Os cavalos da Polícia Militar são alimentados com ração às 5h30 e às 11 horas. Às 15 horas, recebem sal, às 16 horas ganham alfafa e cenoura e às 18 horas mais um pouco de ração. Além disso, nas baias há água à vontade. Nos dias de calor, quando chegam da rua os animais tomam banho e no frio a ducha também é feita, mas não no animal todo. Toda a manutenção e tratamento dos animais é feita pelos próprios policiais da Cavalaria.

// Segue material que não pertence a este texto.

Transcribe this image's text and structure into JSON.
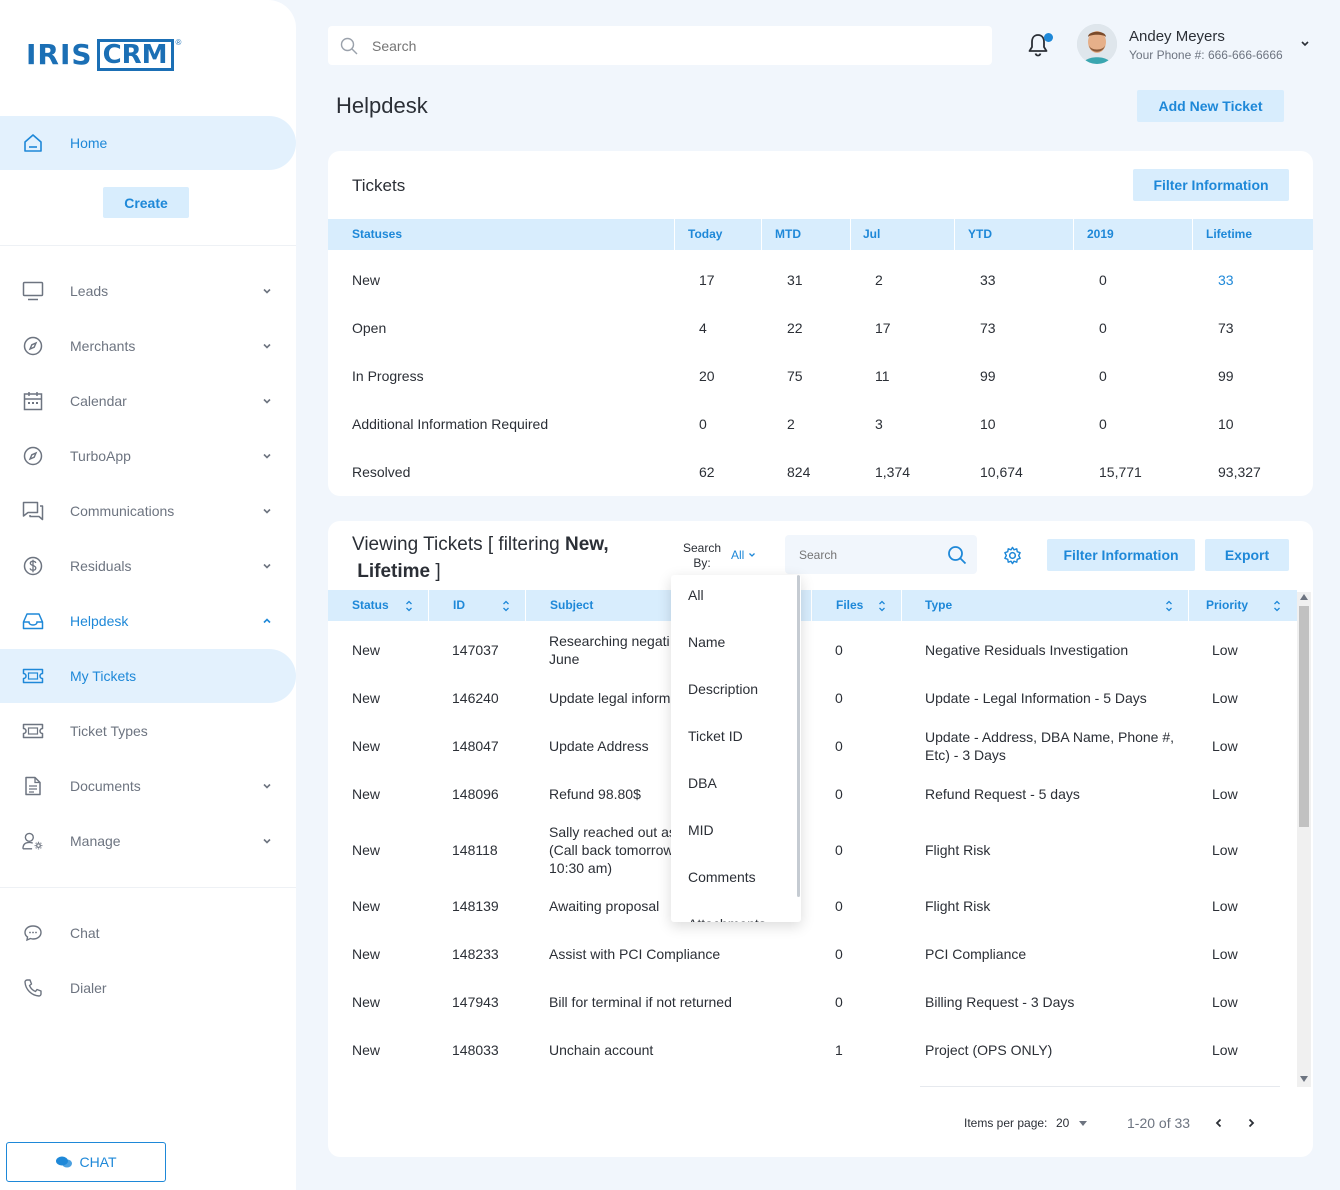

O atendimento veterinário é realizado pela equipe da Universidade Estadual de Londrina (UEL).
Sargento Balbino disse que após três anos de trabalho com o cavalo o policial tem o direito a ficar com ele caso seja necessária a aposentadoria do animal. O trabalho tão próximo cria uma relação de amizade entre cavalo e cavaleiro. ''Meus filhos adoram o Maverick e às vezes tenho que trazê-los aqui aos finais de semana para eles verem o cavalo. Meus filhos falam que ele é o 'nosso cavalo' e têm um carinho muito grande por ele. Essa é a maior diferença entre trabalhar com um cavalo e trabalhar em uma viatura'', relatou. (M.A.)